Fort de mon expérience en contentieux des procédures collectives, je vous livre ici une analyse opérationnelle, appuyée sur les textes en vigueur et la jurisprudence récente. N’attendez pas le dernier moment : l’anticipation est votre meilleure alliée.
Points clés couverts dans cet article
- Durée exacte du délai de déclaration (2 mois + délai de distance)
- Date de départ du délai : publication au BODACC ou avis du greffe
- Conséquences d’une déclaration tardive (forclusion, relevé de forclusion)
- Modalités pratiques : formulaire Cerfa, signature électronique, envoi recommandé
- Règles spécifiques pour les créanciers étrangers (UE et hors UE)
- Nouveautés 2026 : dématérialisation obligatoire et simplification des échanges
- Rôle du mandataire judiciaire et du juge-commissaire
- Recours en cas de non-respect du délai : procédure de relevé de forclusion
1. Les bases du délai de déclaration de créance en 2026
Le délai déclaration de créance liquidation judiciaire est fixé par l’article L. 622-24 du Code de commerce. Depuis la réforme de 2025 (applicable en 2026), le principe reste inchangé : tout créancier antérieur au jugement d’ouverture doit déclarer sa créance dans un délai de deux mois à compter de la publication du jugement au Bulletin officiel des annonces civiles et commerciales (BODACC).
« En liquidation judiciaire, le temps est un facteur critique. J’ai vu des créanciers perdre des sommes importantes pour avoir attendu quelques jours de trop. La rigueur du calendrier est absolue. » — Maître Lefèvre, avocat en droit des entreprises en difficulté.
Ce délai est augmenté d’un délai de distance de 10 jours pour les créanciers domiciliés en France métropolitaine (hors Corse) et de 20 jours pour la Corse, les outre-mer et l’étranger. En 2026, la dématérialisation des échanges permet de réduire ces délais de fait, mais la règle légale reste inchangée.
Conseil d’expert : Ne vous fiez pas uniquement à la date de réception de l’avis du greffe. Le point de départ officiel est la publication au BODACC. Vérifiez systématiquement cette date sur le site bodacc.fr.
2. Calcul précis du délai : point de départ et durée
2.1 Point de départ : la publication au BODACC
Le jugement d’ouverture de la liquidation judiciaire est publié au BODACC dans un délai de 15 jours à compter du jugement. C’est cette publication qui déclenche le délai déclaration de créance liquidation judiciaire. En pratique, le greffier adresse également un avis individuel aux créanciers connus, mais cet avis n’est pas le point de départ légal.
2.2 Durée légale et délai de distance
Le délai de base est de 2 mois (60 jours) à compter de la publication au BODACC. S’y ajoutent :
- 10 jours pour les créanciers domiciliés en France métropolitaine (hors Corse)
- 20 jours pour les créanciers domiciliés en Corse, dans les outre-mer ou à l’étranger
Exemple : pour un créancier à Paris, le délai total est de 2 mois + 10 jours = 70 jours. Pour un créancier à New York, le délai est de 2 mois + 20 jours = 80 jours.

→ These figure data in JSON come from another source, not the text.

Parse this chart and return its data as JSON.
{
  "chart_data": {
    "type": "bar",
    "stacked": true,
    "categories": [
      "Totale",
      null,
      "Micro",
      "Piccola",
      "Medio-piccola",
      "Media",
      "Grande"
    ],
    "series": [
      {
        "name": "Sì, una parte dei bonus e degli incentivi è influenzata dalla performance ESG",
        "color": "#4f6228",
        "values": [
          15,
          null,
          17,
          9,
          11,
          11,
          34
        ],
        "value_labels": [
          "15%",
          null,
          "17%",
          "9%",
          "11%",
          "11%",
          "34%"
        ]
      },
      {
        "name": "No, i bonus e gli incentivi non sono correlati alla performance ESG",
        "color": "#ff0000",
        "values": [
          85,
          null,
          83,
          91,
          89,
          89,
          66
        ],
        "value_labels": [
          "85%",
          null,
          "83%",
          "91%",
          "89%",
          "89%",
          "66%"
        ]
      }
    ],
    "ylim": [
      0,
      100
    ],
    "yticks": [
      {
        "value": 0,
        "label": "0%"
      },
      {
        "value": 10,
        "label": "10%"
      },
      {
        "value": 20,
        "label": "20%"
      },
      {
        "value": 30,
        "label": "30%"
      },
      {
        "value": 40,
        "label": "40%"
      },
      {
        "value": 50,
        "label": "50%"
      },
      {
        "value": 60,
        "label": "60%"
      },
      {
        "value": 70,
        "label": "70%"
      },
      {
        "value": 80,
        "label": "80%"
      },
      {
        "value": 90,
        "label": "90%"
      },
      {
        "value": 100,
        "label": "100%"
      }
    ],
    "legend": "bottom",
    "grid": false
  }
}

« Attention : le délai de distance n’est pas un bonus pour négliger la déclaration. Il est destiné à compenser les aléas postaux. En 2026, avec la dématérialisation, je recommande de déclarer dans les 60 jours, quel que soit votre lieu de domicile. » — Maître Lefèvre.
Astuce pratique : Utilisez le calculateur officiel du ministère de la Justice (disponible sur service-public.fr) pour déterminer la date exacte de fin de délai. Notez-la dans votre agenda avec une alerte 15 jours avant.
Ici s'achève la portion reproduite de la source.